A moment for time

I’ve been very busy lately.  As I drove home tonight, I thought to myself, I wish there were more hours in a day.  Well, why can’t there be more hours in a day?  If there were more hours in a day, wouldn’t time seem to slow down?  Dear Reader, you may think this random musing is an exercise in futility, but consider this.  Time is an artificial construct defined by by society.  For example, this is the month of February.  It has 28 days–fewer than any other month of the Julian calendar.  During Leap Year, February has 29 days.  Still, February is always two or three days shorter than the month of January.  So much of what we do is bound by time constraints that one could surmise that time passes by more quickly in February than it does in January.  Two months that are virtually identical in a calendar year differ in their length of time.  Deadlines in February–from mortgage payments to work assignments–must be met at least a couple days sooner this month than they did in January.  Certainly, work volumes vary from month to month, but given the same amount of work, February feels more hectic than a month like January because it is shorter.
 
I believe the same is true when subdividing time by hours, minutes, and seconds.  If you varied the rate at which they pass, time would seem to pass by faster or slower.  If your life is constraint by time, this can have profound impact on your life.  I recall reading about efforts during the Industrial Age to adopt digital, or metric time.  In the Nineteenth Century, the French introduced a decimal time system that replaced 86,400 standard seconds in a day with 100,000 seconds.  Here are the conversions from standard time to decimal time:
 
  • One decimal second is 86400/100000 = 0.864 standard seconds.
  • One decimal minute is 1440/1000 = 1.44 standard minutes, i.e. 1 minute 26.4 seconds.
  • One decimal hour is 24/10 = 2.4 standard hours.
  • A decimal day has 10 hours, and a decimal hour has 100 minutes.  Each decimal minute has 100 seconds.  If we all used decimal time, our day would only be 10 hours long.  Think of the implications!  You might sleep three hours on average (2.4 x 3 = 7.2 standard hours on average) and work for four hours (2.4 x 4 = 9.6 standard hours).  A standard four-hour work day (including lunchtime, of course) would translate into a 9.6 hour workday.  A five-day work week would be 48 hours (9.6 hours/day x 5 days) per week.  You would probably work more and sleep less.

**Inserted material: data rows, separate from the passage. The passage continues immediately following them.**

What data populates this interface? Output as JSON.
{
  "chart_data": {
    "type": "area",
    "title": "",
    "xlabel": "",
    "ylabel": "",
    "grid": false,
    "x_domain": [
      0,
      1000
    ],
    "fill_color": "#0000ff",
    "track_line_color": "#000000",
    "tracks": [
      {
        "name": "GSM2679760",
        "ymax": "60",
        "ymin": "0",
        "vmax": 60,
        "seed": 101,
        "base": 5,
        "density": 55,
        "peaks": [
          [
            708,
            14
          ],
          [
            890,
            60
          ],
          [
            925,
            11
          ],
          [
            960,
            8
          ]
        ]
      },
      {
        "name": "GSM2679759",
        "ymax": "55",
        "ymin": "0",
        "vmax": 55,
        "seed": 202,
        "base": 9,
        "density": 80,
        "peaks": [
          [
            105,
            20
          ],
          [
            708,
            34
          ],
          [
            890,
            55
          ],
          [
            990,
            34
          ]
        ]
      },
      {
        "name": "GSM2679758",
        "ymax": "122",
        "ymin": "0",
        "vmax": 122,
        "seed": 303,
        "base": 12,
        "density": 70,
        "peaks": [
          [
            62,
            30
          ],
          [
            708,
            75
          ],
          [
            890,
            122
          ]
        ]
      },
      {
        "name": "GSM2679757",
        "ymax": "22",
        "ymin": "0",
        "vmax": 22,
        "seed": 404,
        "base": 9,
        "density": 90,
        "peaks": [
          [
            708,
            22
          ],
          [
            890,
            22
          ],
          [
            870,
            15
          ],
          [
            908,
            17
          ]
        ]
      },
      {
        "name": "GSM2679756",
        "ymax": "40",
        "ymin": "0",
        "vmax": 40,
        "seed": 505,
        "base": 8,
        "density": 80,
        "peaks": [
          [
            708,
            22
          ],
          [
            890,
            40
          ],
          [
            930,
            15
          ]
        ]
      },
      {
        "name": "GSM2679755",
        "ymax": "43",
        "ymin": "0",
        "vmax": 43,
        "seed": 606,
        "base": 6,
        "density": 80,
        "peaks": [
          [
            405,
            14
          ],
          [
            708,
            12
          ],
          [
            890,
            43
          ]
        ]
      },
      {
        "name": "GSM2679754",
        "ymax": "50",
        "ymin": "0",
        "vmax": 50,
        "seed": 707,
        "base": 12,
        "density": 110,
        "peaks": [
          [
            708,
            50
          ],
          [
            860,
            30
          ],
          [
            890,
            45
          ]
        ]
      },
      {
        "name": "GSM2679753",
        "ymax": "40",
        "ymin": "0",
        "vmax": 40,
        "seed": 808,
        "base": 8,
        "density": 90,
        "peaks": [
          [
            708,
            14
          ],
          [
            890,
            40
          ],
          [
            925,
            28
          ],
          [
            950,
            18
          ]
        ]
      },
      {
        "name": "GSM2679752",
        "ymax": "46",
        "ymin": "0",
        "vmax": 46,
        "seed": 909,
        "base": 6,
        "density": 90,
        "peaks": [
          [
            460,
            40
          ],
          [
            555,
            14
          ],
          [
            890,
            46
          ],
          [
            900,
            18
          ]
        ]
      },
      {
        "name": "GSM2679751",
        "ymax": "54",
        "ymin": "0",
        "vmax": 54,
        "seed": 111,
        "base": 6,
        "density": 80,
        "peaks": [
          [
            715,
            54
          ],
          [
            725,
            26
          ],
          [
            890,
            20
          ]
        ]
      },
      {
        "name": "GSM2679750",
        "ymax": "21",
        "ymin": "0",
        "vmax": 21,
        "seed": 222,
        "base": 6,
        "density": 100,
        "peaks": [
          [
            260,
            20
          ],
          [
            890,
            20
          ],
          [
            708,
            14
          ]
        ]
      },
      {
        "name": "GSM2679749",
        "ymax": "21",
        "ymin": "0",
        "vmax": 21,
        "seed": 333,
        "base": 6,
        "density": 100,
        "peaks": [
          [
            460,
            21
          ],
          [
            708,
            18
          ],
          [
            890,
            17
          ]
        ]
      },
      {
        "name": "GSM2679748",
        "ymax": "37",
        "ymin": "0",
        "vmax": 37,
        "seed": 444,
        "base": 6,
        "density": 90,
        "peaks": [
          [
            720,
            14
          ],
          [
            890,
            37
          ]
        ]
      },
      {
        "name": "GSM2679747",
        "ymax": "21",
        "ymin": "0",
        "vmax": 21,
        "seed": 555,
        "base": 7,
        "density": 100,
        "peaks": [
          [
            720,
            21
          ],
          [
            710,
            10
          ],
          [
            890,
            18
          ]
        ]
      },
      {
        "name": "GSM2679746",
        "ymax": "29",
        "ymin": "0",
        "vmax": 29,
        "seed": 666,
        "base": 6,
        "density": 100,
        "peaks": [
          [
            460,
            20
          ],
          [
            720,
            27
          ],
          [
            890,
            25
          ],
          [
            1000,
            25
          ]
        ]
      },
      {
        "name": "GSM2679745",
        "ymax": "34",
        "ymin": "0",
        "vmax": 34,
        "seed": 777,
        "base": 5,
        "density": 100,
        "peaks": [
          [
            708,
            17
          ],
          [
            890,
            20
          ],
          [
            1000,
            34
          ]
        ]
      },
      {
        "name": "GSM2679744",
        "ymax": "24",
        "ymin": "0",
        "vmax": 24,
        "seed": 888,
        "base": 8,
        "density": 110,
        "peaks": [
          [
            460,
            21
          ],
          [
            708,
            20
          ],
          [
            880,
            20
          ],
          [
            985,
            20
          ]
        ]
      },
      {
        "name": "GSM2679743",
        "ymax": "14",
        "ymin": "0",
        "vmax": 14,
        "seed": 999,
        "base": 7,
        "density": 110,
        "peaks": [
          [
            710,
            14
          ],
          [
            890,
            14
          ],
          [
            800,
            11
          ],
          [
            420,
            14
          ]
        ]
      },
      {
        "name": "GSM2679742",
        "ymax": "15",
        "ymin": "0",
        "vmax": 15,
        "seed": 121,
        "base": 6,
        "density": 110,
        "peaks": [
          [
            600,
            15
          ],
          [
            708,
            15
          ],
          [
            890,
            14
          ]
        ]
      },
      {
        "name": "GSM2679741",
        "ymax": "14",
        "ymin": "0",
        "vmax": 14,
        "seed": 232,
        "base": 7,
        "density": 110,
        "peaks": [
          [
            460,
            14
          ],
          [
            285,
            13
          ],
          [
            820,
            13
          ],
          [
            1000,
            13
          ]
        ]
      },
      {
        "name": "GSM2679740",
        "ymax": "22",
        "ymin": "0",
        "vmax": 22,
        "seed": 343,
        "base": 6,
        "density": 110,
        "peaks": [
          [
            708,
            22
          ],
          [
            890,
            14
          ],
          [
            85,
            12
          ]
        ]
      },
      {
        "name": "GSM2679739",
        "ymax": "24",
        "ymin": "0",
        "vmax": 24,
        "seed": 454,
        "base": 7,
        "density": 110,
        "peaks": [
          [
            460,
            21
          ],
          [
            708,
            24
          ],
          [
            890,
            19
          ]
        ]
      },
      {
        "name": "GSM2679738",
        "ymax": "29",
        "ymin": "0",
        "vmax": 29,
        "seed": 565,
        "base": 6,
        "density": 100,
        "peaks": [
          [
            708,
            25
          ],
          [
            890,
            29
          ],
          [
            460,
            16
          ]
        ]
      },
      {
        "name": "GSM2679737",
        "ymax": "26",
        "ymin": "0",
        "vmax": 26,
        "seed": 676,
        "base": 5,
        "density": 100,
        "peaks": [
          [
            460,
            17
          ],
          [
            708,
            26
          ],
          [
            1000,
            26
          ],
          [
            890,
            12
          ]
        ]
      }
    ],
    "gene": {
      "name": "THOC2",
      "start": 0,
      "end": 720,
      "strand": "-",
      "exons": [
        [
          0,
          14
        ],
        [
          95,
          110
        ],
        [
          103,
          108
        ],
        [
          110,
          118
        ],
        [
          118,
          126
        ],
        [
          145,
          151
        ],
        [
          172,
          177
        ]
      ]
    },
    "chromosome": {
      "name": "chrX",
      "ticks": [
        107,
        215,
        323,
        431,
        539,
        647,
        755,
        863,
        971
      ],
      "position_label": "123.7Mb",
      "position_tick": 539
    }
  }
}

    So what? you might ask.  It means that if we could redefine time to include more hours in a day–say 25, or better yet, 30–a day would not pass by so fast because there would be more time in a day.  Right now, I would love to have 25 hours a day.

    1. Toby

      In all probability i"it could" work but I would would rather master some other basic skills, like cooperation, before we try to redefine time. Myself I love to ponder such questions and avenues of the past to more clearly see the future with little success 😛 Lata

    2. Michael

      Experiments with our circadian rhythm have indicated that if there were no environmental cues we would end up on a 25 hour cycle, staying up an hour later each day and waking in respect.  I have a particularly hard time sticking to the 24 hour day as my schedule does not require me to and thus I do not feel the need to sleep until I have been up for approximately 22 hours. If I could ask for my time from the sun and the moon the day would be about 30 hours.